8. The method for automatic reimbursement of documents according to claim 1, characterized in that: The specific process of step S52 is: Use the second word segmentation information to traverse the first word segmentation information, and calculate the similarity between each second word segmentation and the first word segmentation information, retain the word segmentation matching result with the highest similarity and store it in the word segmentation matching table, which includes the most similar word segmentation matched by each second word segmentation in the first word segmentation information and the corresponding similarity; In the word segmentation matching table, the number of words is used as a weight, and the similarity is used as a reference to obtain the comprehensive similarity between the first word segmentation information and the second word segmentation information; It is determined based on the comprehensive similarity whether the first text includes all the content of the second text.
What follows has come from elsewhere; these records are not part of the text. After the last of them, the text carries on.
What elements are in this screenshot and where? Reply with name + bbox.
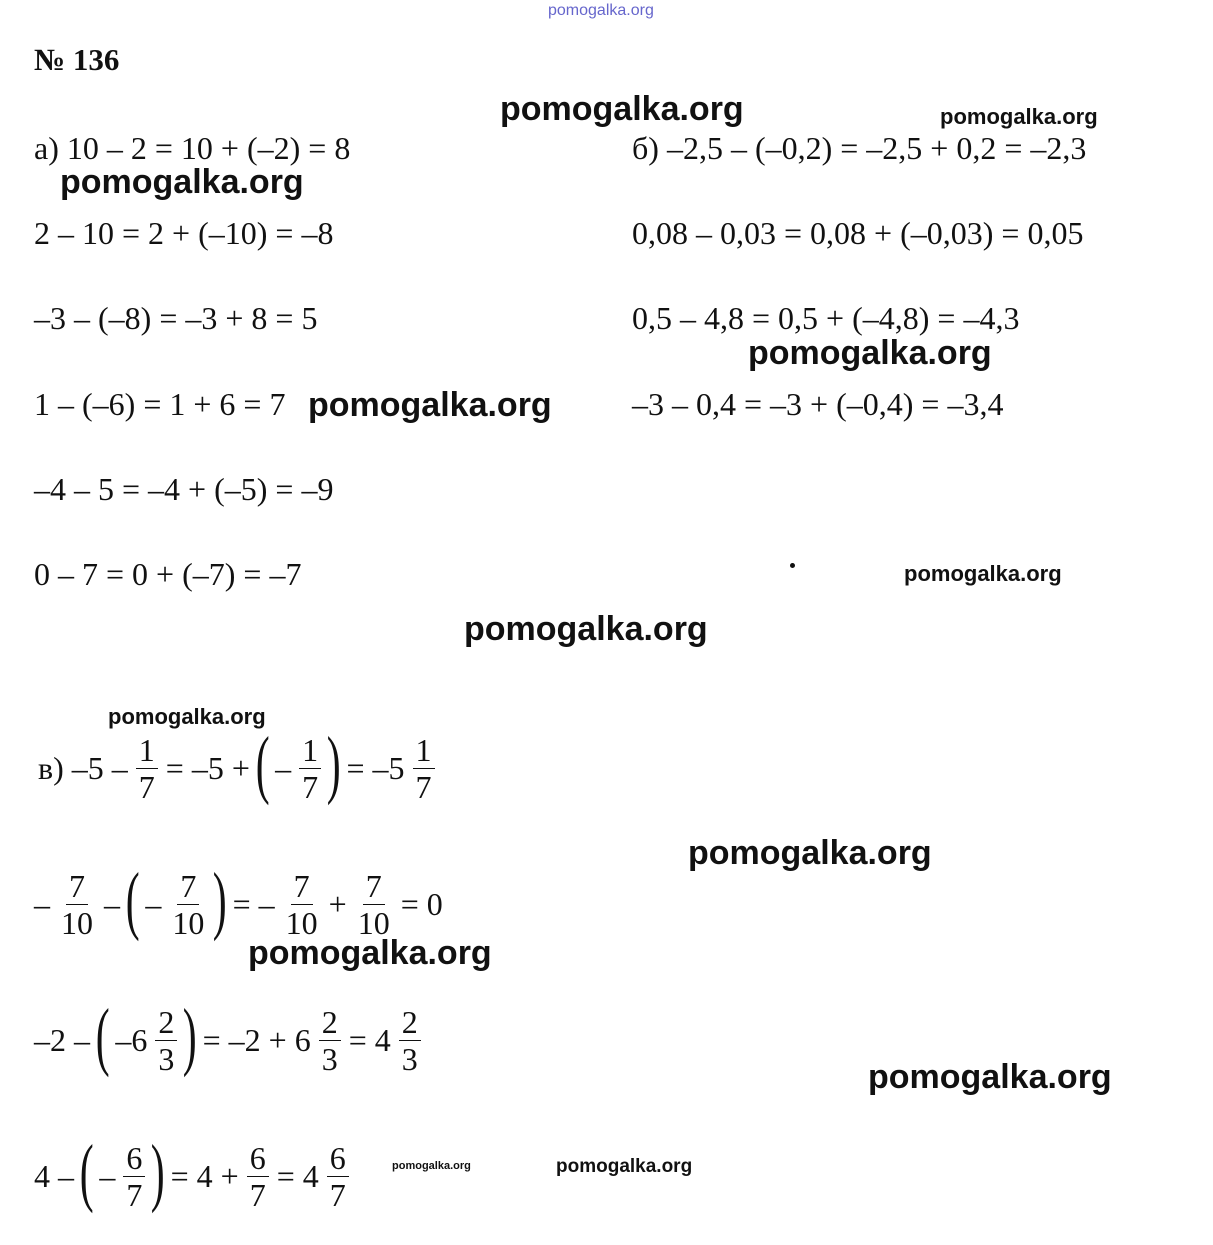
numerator: 2 — [319, 1006, 341, 1041]
fraction — [413, 731, 435, 805]
equation-v-3 — [30, 994, 425, 1078]
watermark: pomogalka.org — [1000, 1214, 1072, 1225]
watermark: pomogalka.org — [748, 334, 992, 372]
fraction — [283, 867, 321, 941]
fraction — [123, 1139, 145, 1213]
term: = 4 — [348, 1021, 391, 1058]
fraction — [327, 1139, 349, 1213]
term: = – — [232, 885, 275, 922]
denominator: 10 — [357, 904, 390, 941]
term: + — [328, 885, 347, 922]
watermark: pomogalka.org — [500, 90, 744, 128]
fraction — [319, 1003, 341, 1077]
equation-v-4 — [30, 1130, 353, 1214]
denominator: 7 — [249, 1176, 266, 1213]
term: – — [104, 885, 120, 922]
numerator: 6 — [123, 1142, 145, 1177]
equation-b-4: –3 – 0,4 = –3 + (–0,4) = –3,4 — [632, 386, 1004, 422]
equation-a-5: –4 – 5 = –4 + (–5) = –9 — [34, 471, 334, 507]
equation-v-2 — [30, 858, 447, 942]
left-paren: ( — [95, 994, 110, 1078]
watermark: pomogalka.org — [868, 1058, 1112, 1096]
denominator: 7 — [138, 768, 155, 805]
equation-a-2: 2 – 10 = 2 + (–10) = –8 — [34, 215, 334, 251]
equation-a-6: 0 – 7 = 0 + (–7) = –7 — [34, 556, 302, 592]
fraction — [399, 1003, 421, 1077]
watermark: pomogalka.org — [556, 1156, 693, 1177]
numerator: 6 — [327, 1142, 349, 1177]
problem-number: № 136 — [34, 42, 120, 77]
fraction — [355, 867, 393, 941]
term: –6 — [115, 1021, 148, 1058]
denominator: 10 — [61, 904, 93, 941]
term: = –2 + 6 — [202, 1021, 311, 1058]
term: 4 – — [34, 1157, 74, 1194]
numerator: 2 — [399, 1006, 421, 1041]
denominator: 3 — [401, 1040, 418, 1077]
left-paren: ( — [255, 722, 270, 806]
equation-v-1 — [34, 722, 439, 806]
numerator: 7 — [363, 870, 385, 905]
watermark: pomogalka.org — [904, 561, 1062, 586]
term: = –5 + — [165, 749, 250, 786]
term: = –5 — [346, 749, 405, 786]
term: – — [275, 749, 292, 786]
denominator: 10 — [172, 904, 205, 941]
equation-a-1: а) 10 – 2 = 10 + (–2) = 8 — [34, 130, 351, 166]
left-paren: ( — [125, 858, 140, 942]
stray-dot — [790, 563, 795, 568]
term: – — [145, 885, 162, 922]
numerator: 2 — [155, 1006, 177, 1041]
term: = 4 — [276, 1157, 319, 1194]
term: – — [34, 885, 50, 922]
denominator: 7 — [302, 768, 319, 805]
equation-b-3: 0,5 – 4,8 = 0,5 + (–4,8) = –4,3 — [632, 300, 1020, 336]
right-paren: ) — [183, 994, 197, 1078]
fraction — [299, 731, 321, 805]
term: – — [99, 1157, 116, 1194]
numerator: 7 — [177, 870, 199, 905]
watermark: pomogalka.org — [248, 934, 492, 972]
numerator: 1 — [136, 734, 158, 769]
watermark: pomogalka.org — [60, 163, 304, 201]
denominator: 7 — [329, 1176, 346, 1213]
denominator: 7 — [126, 1176, 143, 1213]
numerator: 7 — [66, 870, 88, 905]
denominator: 3 — [158, 1040, 175, 1077]
watermark: pomogalka.org — [108, 704, 266, 729]
term: = 4 + — [170, 1157, 239, 1194]
fraction — [247, 1139, 269, 1213]
watermark: pomogalka.org — [464, 610, 708, 648]
watermark: pomogalka.org — [940, 104, 1098, 129]
term: = 0 — [400, 885, 443, 922]
denominator: 3 — [321, 1040, 338, 1077]
watermark: pomogalka.org — [548, 2, 654, 19]
numerator: 1 — [413, 734, 435, 769]
fraction — [169, 867, 207, 941]
equation-a-3: –3 – (–8) = –3 + 8 = 5 — [34, 300, 318, 336]
right-paren: ) — [326, 722, 341, 806]
right-paren: ) — [213, 858, 227, 942]
numerator: 1 — [299, 734, 321, 769]
fraction — [155, 1003, 177, 1077]
denominator: 7 — [415, 768, 432, 805]
term: –2 – — [34, 1021, 90, 1058]
numerator: 6 — [247, 1142, 269, 1177]
equation-a-4: 1 – (–6) = 1 + 6 = 7 — [34, 386, 286, 422]
watermark: pomogalka.org — [688, 834, 932, 872]
watermark: pomogalka.org — [392, 1160, 471, 1172]
term: в) –5 – — [38, 749, 128, 786]
equation-b-2: 0,08 – 0,03 = 0,08 + (–0,03) = 0,05 — [632, 215, 1084, 251]
fraction — [136, 731, 158, 805]
denominator: 10 — [285, 904, 318, 941]
watermark: pomogalka.org — [308, 386, 552, 424]
numerator: 7 — [291, 870, 313, 905]
left-paren: ( — [79, 1130, 94, 1214]
right-paren: ) — [151, 1130, 165, 1214]
equation-b-1: б) –2,5 – (–0,2) = –2,5 + 0,2 = –2,3 — [632, 130, 1087, 166]
fraction — [58, 867, 96, 941]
If so, it is determined that the first text and the second text are matched successfully.
9. A document automatic reimbursement system, characterized in that: include: The image preprocessing module is used to obtain the delivered paper image, perform enhancement preprocessing and preliminary filtering on the paper image, and obtain the image to be matched; An image type recognition module is used to detect the rectangular contour of the image to be matched using an edge detection algorithm, and determine the reimbursement type of the image to be matched according to the number of rectangular contours; A text recognition module, used to extract a recognition area in the image to be matched according to the reimbursement type, and extract the first text from the recognition area; The text matching module is used to call the reported electronic image corresponding to the delivered paper image in the reimbursement system, extract the second text from the reported electronic image, match the first text with the second text, and if the match is successful, archive the currently delivered paper image and reimburse it.
10. An electronic device comprising a memory, a processor, and a computer program stored in the memory and capable of running on the processor, characterized in that: When the processor executes the computer program, the method for automatic reimbursement of documents as described in any one of claims 1 to 8 is implemented.